You can see it in the attached file "185_ltrace_1901_24K_wrong_decoded_value.out". The value "DBforBIX Version 0.6" for the key "DBforBIX.MySQL.oratest" comes from previous decoded key "DBforBIX.Version"
In the same time, more big value "48K" decoded and returned correctly - see another attached "185_ltrace_1901_48K_sucessfull+correct_value.out"
And very short excerpt of this comparison you can see in attached "incorrect_encoded_value.txt".
In another production environment (where is constant flow of different values from real Orabbix instance) I was able to reproduce this case with even smaller values, as I recall 12-30K
2) trapper hangs (for x86_64) or dies (for i686) in function "str_base64_decode"
For i686 see attached "zabbix_server_trappers_crash_centos_i686.log"
On this 32bit CentOS 6.2 zabbix_server dies with 48K, and works ok with 36K.
To help find similar cases over the Jira here is small log's excerpt:
-
-
- stack smashing detected ***: /usr/sbin/zabbix_server terminated
======= Backtrace: =========
/lib/libc.so.6(__fortify_fail+0x4d)[0xb8e59d]
/lib/libc.so.6(+0xf754a)[0xb8e54a]
/usr/sbin/zabbix_server[0x80dd0f4]
/usr/sbin/zabbix_server(str_base64_decode+0x51a)[0x80acdba]
/usr/sbin/zabbix_server(comms_parse_response+0x25b)[0x80a6b5b]
/usr/sbin/zabbix_server[0x806e69e]
/usr/sbin/zabbix_server(main_trapper_loop+0x12f)[0x806f41f]
/usr/sbin/zabbix_server(MAIN_ZABBIX_ENTRY+0x816)[0x8059416]
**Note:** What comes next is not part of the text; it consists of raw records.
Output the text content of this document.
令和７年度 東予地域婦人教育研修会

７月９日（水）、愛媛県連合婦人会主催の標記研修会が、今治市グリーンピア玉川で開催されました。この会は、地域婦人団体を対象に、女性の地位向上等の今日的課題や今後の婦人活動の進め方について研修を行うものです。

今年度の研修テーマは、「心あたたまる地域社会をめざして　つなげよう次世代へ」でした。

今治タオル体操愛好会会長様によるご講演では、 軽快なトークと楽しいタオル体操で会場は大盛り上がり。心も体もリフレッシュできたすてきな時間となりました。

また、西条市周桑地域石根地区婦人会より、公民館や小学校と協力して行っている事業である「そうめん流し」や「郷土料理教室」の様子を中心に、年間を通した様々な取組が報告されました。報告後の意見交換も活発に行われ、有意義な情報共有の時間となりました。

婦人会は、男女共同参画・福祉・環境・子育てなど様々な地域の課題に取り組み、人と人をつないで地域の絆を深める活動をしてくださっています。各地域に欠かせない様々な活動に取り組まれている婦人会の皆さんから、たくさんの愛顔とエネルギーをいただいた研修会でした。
/usr/sbin/zabbix_server(daemon_start+0x2af)[0x809dcbf]
/usr/sbin/zabbix_server(main+0x2d0)[0x8059c40]
/lib/libc.so.6(__libc_start_main+0xe6)[0xaadce6]
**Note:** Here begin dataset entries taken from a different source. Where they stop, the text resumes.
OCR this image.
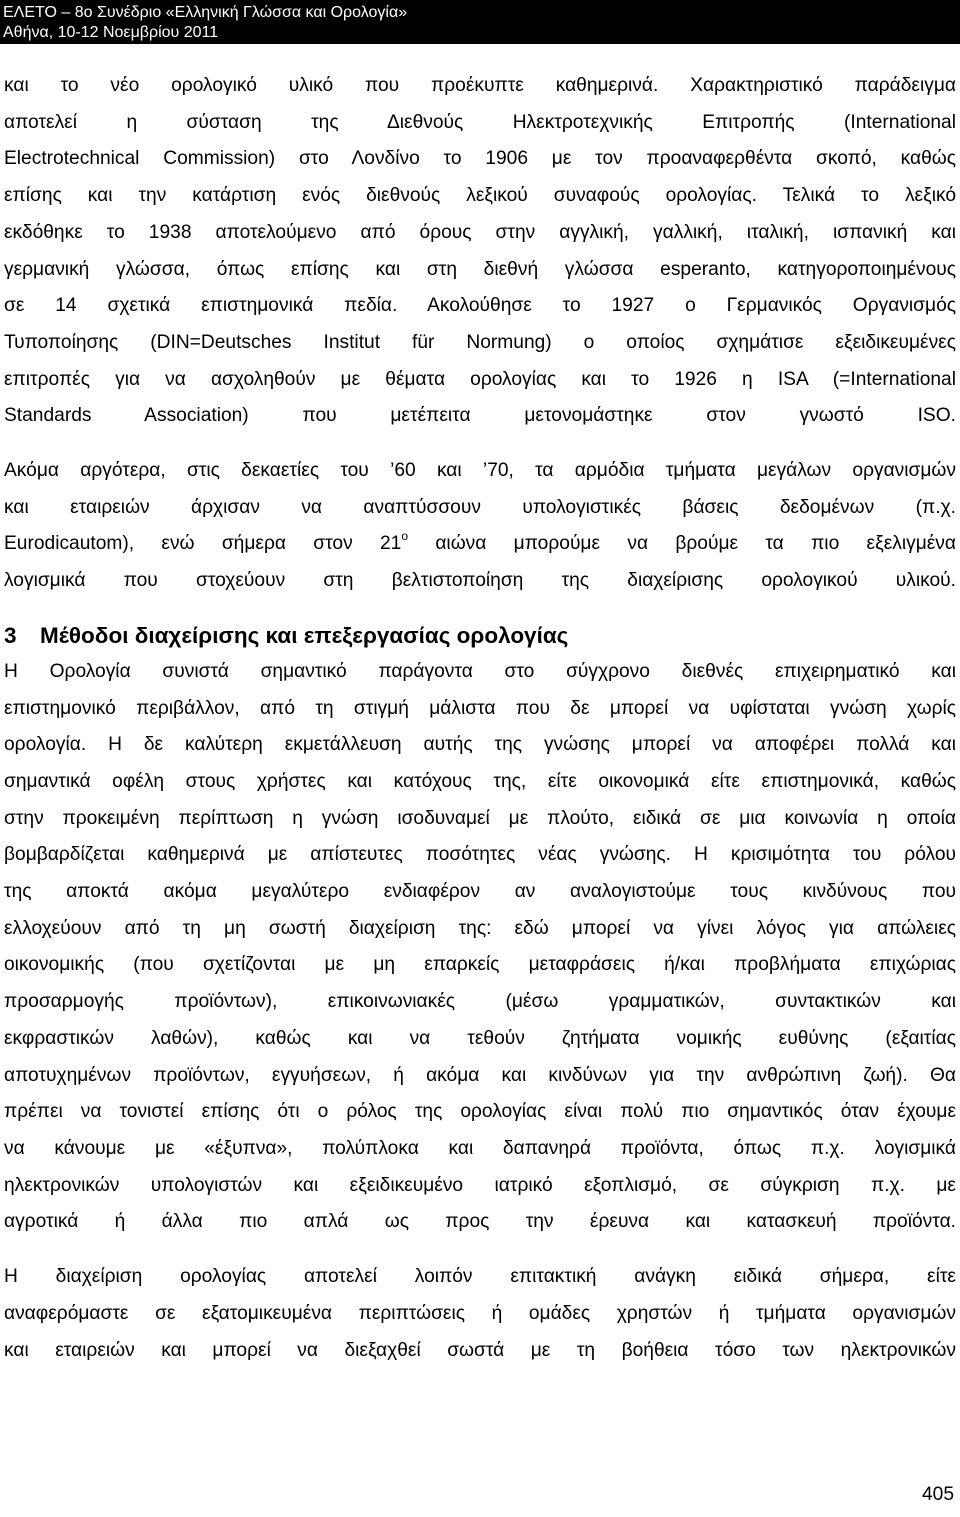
ΕΛΕΤΟ – 8ο Συνέδριο «Ελληνική Γλώσσα και Ορολογία»
Αθήνα, 10-12 Νοεμβρίου 2011

και το νέο ορολογικό υλικό που προέκυπτε καθημερινά. Χαρακτηριστικό παράδειγμα
αποτελεί η σύσταση της Διεθνούς Ηλεκτροτεχνικής Επιτροπής (International
Electrotechnical Commission) στο Λονδίνο το 1906 με τον προαναφερθέντα σκοπό, καθώς
επίσης και την κατάρτιση ενός διεθνούς λεξικού συναφούς ορολογίας. Τελικά το λεξικό
εκδόθηκε το 1938 αποτελούμενο από όρους στην αγγλική, γαλλική, ιταλική, ισπανική και
γερμανική γλώσσα, όπως επίσης και στη διεθνή γλώσσα esperanto, κατηγοροποιημένους
σε 14 σχετικά επιστημονικά πεδία. Ακολούθησε το 1927 ο Γερμανικός Οργανισμός
Τυποποίησης (DIN=Deutsches Institut für Normung) ο οποίος σχημάτισε εξειδικευμένες
επιτροπές για να ασχοληθούν με θέματα ορολογίας και το 1926 η ISA (=International
Standards Association) που μετέπειτα μετονομάστηκε στον γνωστό ISO.

Ακόμα αργότερα, στις δεκαετίες του ’60 και ’70, τα αρμόδια τμήματα μεγάλων οργανισμών
και εταιρειών άρχισαν να αναπτύσσουν υπολογιστικές βάσεις δεδομένων (π.χ.
Eurodicautom), ενώ σήμερα στον $21^o$ αιώνα μπορούμε να βρούμε τα πιο εξελιγμένα
λογισμικά που στοχεύουν στη βελτιστοποίηση της διαχείρισης ορολογικού υλικού.

3 Μέθοδοι διαχείρισης και επεξεργασίας ορολογίας

Η Ορολογία συνιστά σημαντικό παράγοντα στο σύγχρονο διεθνές επιχειρηματικό και
επιστημονικό περιβάλλον, από τη στιγμή μάλιστα που δε μπορεί να υφίσταται γνώση χωρίς
ορολογία. Η δε καλύτερη εκμετάλλευση αυτής της γνώσης μπορεί να αποφέρει πολλά και
σημαντικά οφέλη στους χρήστες και κατόχους της, είτε οικονομικά είτε επιστημονικά, καθώς
στην προκειμένη περίπτωση η γνώση ισοδυναμεί με πλούτο, ειδικά σε μια κοινωνία η οποία
βομβαρδίζεται καθημερινά με απίστευτες ποσότητες νέας γνώσης. Η κρισιμότητα του ρόλου
της αποκτά ακόμα μεγαλύτερο ενδιαφέρον αν αναλογιστούμε τους κινδύνους που
ελλοχεύουν από τη μη σωστή διαχείριση της: εδώ μπορεί να γίνει λόγος για απώλειες
οικονομικής (που σχετίζονται με μη επαρκείς μεταφράσεις ή/και προβλήματα επιχώριας
προσαρμογής προϊόντων), επικοινωνιακές (μέσω γραμματικών, συντακτικών και
εκφραστικών λαθών), καθώς και να τεθούν ζητήματα νομικής ευθύνης (εξαιτίας
αποτυχημένων προϊόντων, εγγυήσεων, ή ακόμα και κινδύνων για την ανθρώπινη ζωή). Θα
πρέπει να τονιστεί επίσης ότι ο ρόλος της ορολογίας είναι πολύ πιο σημαντικός όταν έχουμε
να κάνουμε με «έξυπνα», πολύπλοκα και δαπανηρά προϊόντα, όπως π.χ. λογισμικά
ηλεκτρονικών υπολογιστών και εξειδικευμένο ιατρικό εξοπλισμό, σε σύγκριση π.χ. με
αγροτικά ή άλλα πιο απλά ως προς την έρευνα και κατασκευή προϊόντα.

Η διαχείριση ορολογίας αποτελεί λοιπόν επιτακτική ανάγκη ειδικά σήμερα, είτε
αναφερόμαστε σε εξατομικευμένα περιπτώσεις ή ομάδες χρηστών ή τμήματα οργανισμών
και εταιρειών και μπορεί να διεξαχθεί σωστά με τη βοήθεια τόσο των ηλεκτρονικών

405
/usr/sbin/zabbix_server[0x8053de1]
...
14314:20120503:115247.714 Zabbix Server stopped. Zabbix 2.0.0rc4 (revision 27142).
- stack smashing detected ***: /usr/sbin/zabbix_server terminated
-
More detailed investigated "x86_64" platform on Debian 6.0.4, zabbix_server 2.0.0rc3 (latest revisions)
If sent values is 52K and more - trapper will get "futex", sent value 48K - server was able to decode it.
In production environment I saw 90-120K sent values.
See attached "200rc3_ltrace_681_futex.out" and just in case small Strace "200rc3_strace_342_futex.out"
DBforBix (Orabbix) sends two small values and one "52K" in the row.
It's not possible to see anything in the zabbix log because the trapper hang.
The same will happen with all available trappers during some period of time. Frontend will show that zabbix server is not running.
In the attached archive "script_to_reproduce" you can find a ready script and dummy files different size to easily reproduce this case, you even don'y need to create any hosts/items to reproduce the crash/futex.